Friday, 16 Zulqaidah 1440 / 19 July 2019

Bully Siswa SD di Bukit Tinggi

Inilah Kronologi Kasus Bully Anak SD di Bukittinggi

Ahad 12 Oct 2014 16:49 WIB

Rep: c73/ Red: Maman Sudiaman

Praktik bullying oleh siswa di sekolah (ilustrasi)

Praktik bullying oleh siswa di sekolah (ilustrasi)

Foto: BULLY.CA

REPUBLIKA.CO.ID, JAKARTA -- Sebuah video yang menayangkan sejumlah murid laki-laki memukuli dan menendang teman perempuannya beredar di jejaring sosial. Dalam video tersebut, seorang siswi di pojok ruangan dihujani pukulan dan tendangan oleh sekitar dua siswa dan satu siswi.

Kepala Bidang TK SD Dinas Pendidikan Pemuda Olah Raga di Bukit Tinggi, Sumatra Barat, Erdi mengaku terkecoh dengan kejadian tersebut. Karena menurutnya, ia baru mengetahui hal itu pada Senin (6/10) lalu. lalu.

Keesokan harinya, Selasa (7/10), pihaknya mendatangi sekolah SD di Bukit Tinggi tersebut untuk mendalami kasusnya. Erdi mengatakan langsung mengumpulkan siswa kelas V SD dan pihak sekolah.

Saat diminta keterangan pada anak-anak siswa SD tersebut, mereka mengaku hanya iseng melakukan pemukulan. Setelah didesak, barulah anak-anak bercerita. Menurut salah seorang anak yang melakukan pemukulan itu, ia memukul atas dasar sakit hati kepada siswi berkerudung yang ia pukuli.

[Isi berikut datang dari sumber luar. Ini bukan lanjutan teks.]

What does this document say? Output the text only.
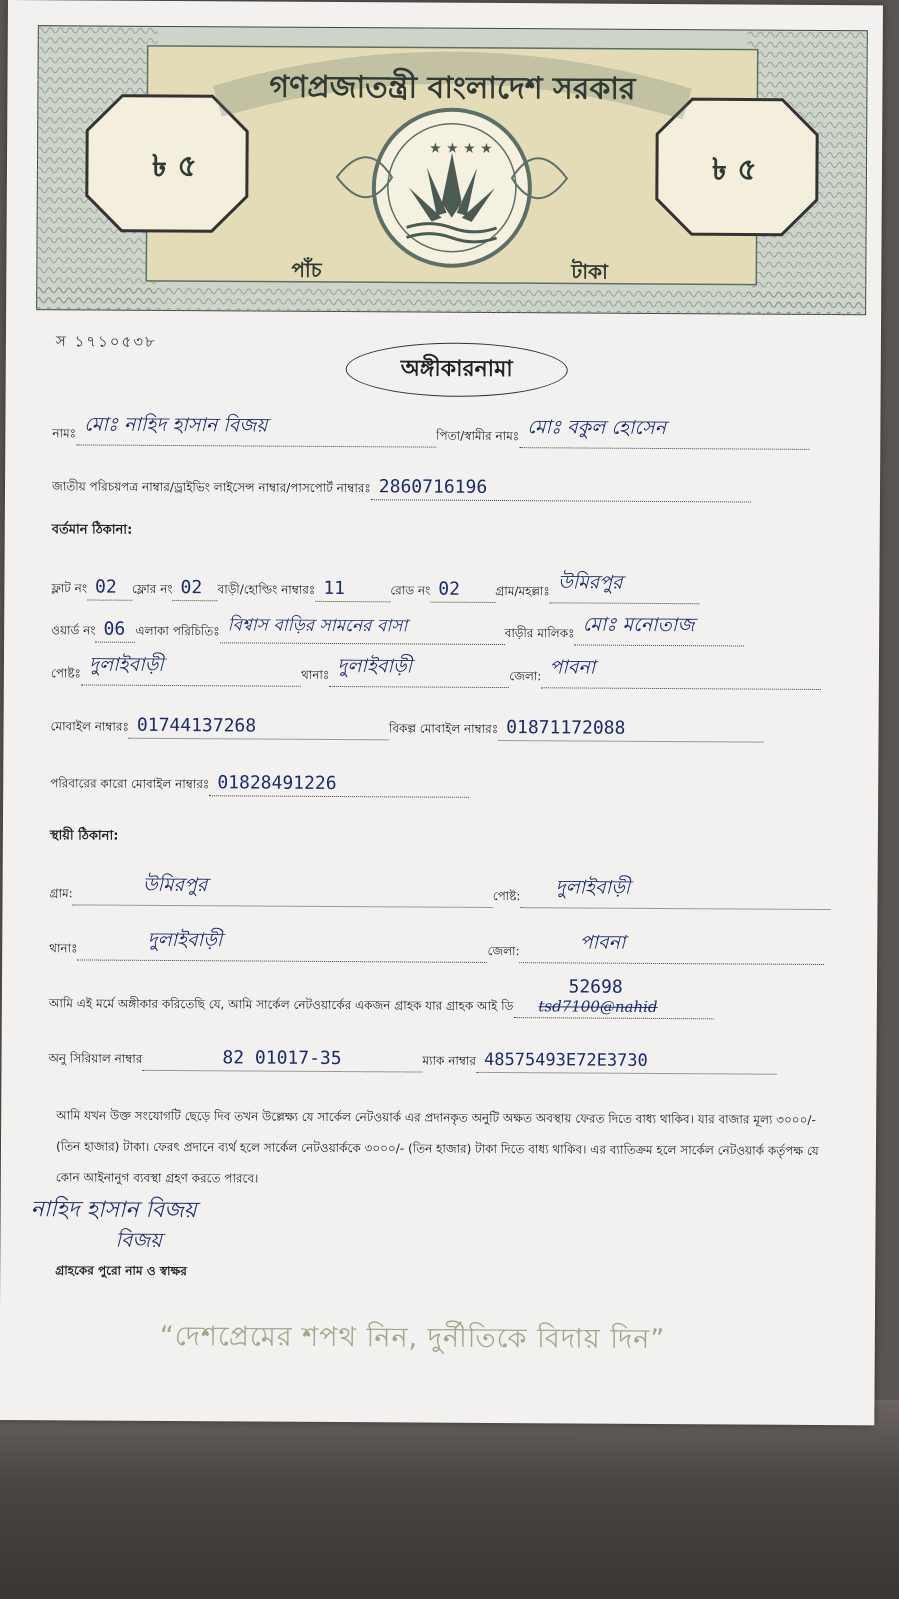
★ ★ ★ ★
গণপ্রজাতন্ত্রী বাংলাদেশ সরকার
৳ ৫	৳ ৫
পাঁচ	টাকা
স ১৭১০৫৩৮
অঙ্গীকারনামা
নামঃ মোঃ নাহিদ হাসান বিজয়	পিতা/স্বামীর নামঃ মোঃ বকুল হোসেন
জাতীয় পরিচয়পত্র নাম্বার/ড্রাইভিং লাইসেন্স নাম্বার/পাসপোর্ট নাম্বারঃ 2860716196
বর্তমান ঠিকানা:
ফ্লাট নং 02 ফ্লোর নং 02 বাড়ী/হোল্ডিং নাম্বারঃ 11	রোড নং 02	গ্রাম/মহল্লাঃ উমিরপুর
ওয়ার্ড নং 06 এলাকা পরিচিতিঃ বিশ্বাস বাড়ির সামনের বাসা	বাড়ীর মালিকঃ মোঃ মনোতাজ
পোষ্টঃ দুলাইবাড়ী	থানাঃ দুলাইবাড়ী	জেলা: পাবনা
মোবাইল নাম্বারঃ 01744137268	বিকল্প মোবাইল নাম্বারঃ 01871172088
পরিবারের কারো মোবাইল নাম্বারঃ 01828491226
স্থায়ী ঠিকানা:
গ্রাম:	উমিরপুর	পোষ্ট: দুলাইবাড়ী
থানাঃ	দুলাইবাড়ী	জেলা:	পাবনা
আমি এই মর্মে অঙ্গীকার করিতেছি যে, আমি সার্কেল নেটওয়ার্কের একজন গ্রাহক যার গ্রাহক আই ডি
52698
tsd7100@nahid
অনু সিরিয়াল নাম্বার	82 01017-35	ম্যাক নাম্বার 48575493E72E3730
আমি যখন উক্ত সংযোগটি ছেড়ে দিব তখন উল্লেক্ষ্য যে সার্কেল নেটওয়ার্ক এর প্রদানকৃত অনুটি অক্ষত অবস্থায় ফেরত দিতে বাধ্য থাকিব। যার বাজার মূল্য ৩০০০/- (তিন হাজার) টাকা। ফেরৎ প্রদানে ব্যর্থ হলে সার্কেল নেটওয়ার্ককে ৩০০০/- (তিন হাজার) টাকা দিতে বাধ্য থাকিব। এর ব্যাতিক্রম হলে সার্কেল নেটওয়ার্ক কর্তৃপক্ষ যে কোন আইনানুগ ব্যবস্থা গ্রহণ করতে পারবে।
নাহিদ হাসান বিজয়
বিজয়
গ্রাহকের পুরো নাম ও স্বাক্ষর
“দেশপ্রেমের শপথ নিন, দুর্নীতিকে বিদায় দিন”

"Ibu saya dihina oleh teman ini. Ibu saya disamakan dengan sepatu," kata Erdi mengutip perkataan siswa pelaku pemukulan itu, dalam wawancara melalui telepon dengan Republika, Ahad (12/10).

 

Erdi mengatakan, peristiwa itu direkam oleh salah seorang siswa di kelas tersebut. Kemudian siswa tersebut memberikan video kepada ibunya. Lalu, ibunya memberikan rekaman tersebut kepada temannya hingga akhirnya beredar di dunia maya.

Menurutnya, kejadian berlangsung pada 18 September lalu. Namun, kasus ini sudah diselesaikan oleh pihak sekolah bersama para orang tua murid. Dan menurutnya, sudah ada perdamaian antara pihak terkait. Kejadian berlangsung di kelas saat berlangsung mata pelajaran agama Islam. Namun, saat kejadian guru tersebut tengah mengajar di sekolah SMP di Agam.

Menurut Erdi, guru agama tersebut adalah guru tambahan dan merupakan PNS pada sekolah SMP di Agam. Atas kelalaian dan meninggalkan tugas, Erdi mengatakan pihaknya telah meminta kepala sekolah untuk menghentikan kontrak guru agama mengajar di SD tersebut.  Ia juga menghimbau pada pihak sekolah agar lebih berhati-hati dalam menseleksi guru dan agar kejadian ini tidak terulang.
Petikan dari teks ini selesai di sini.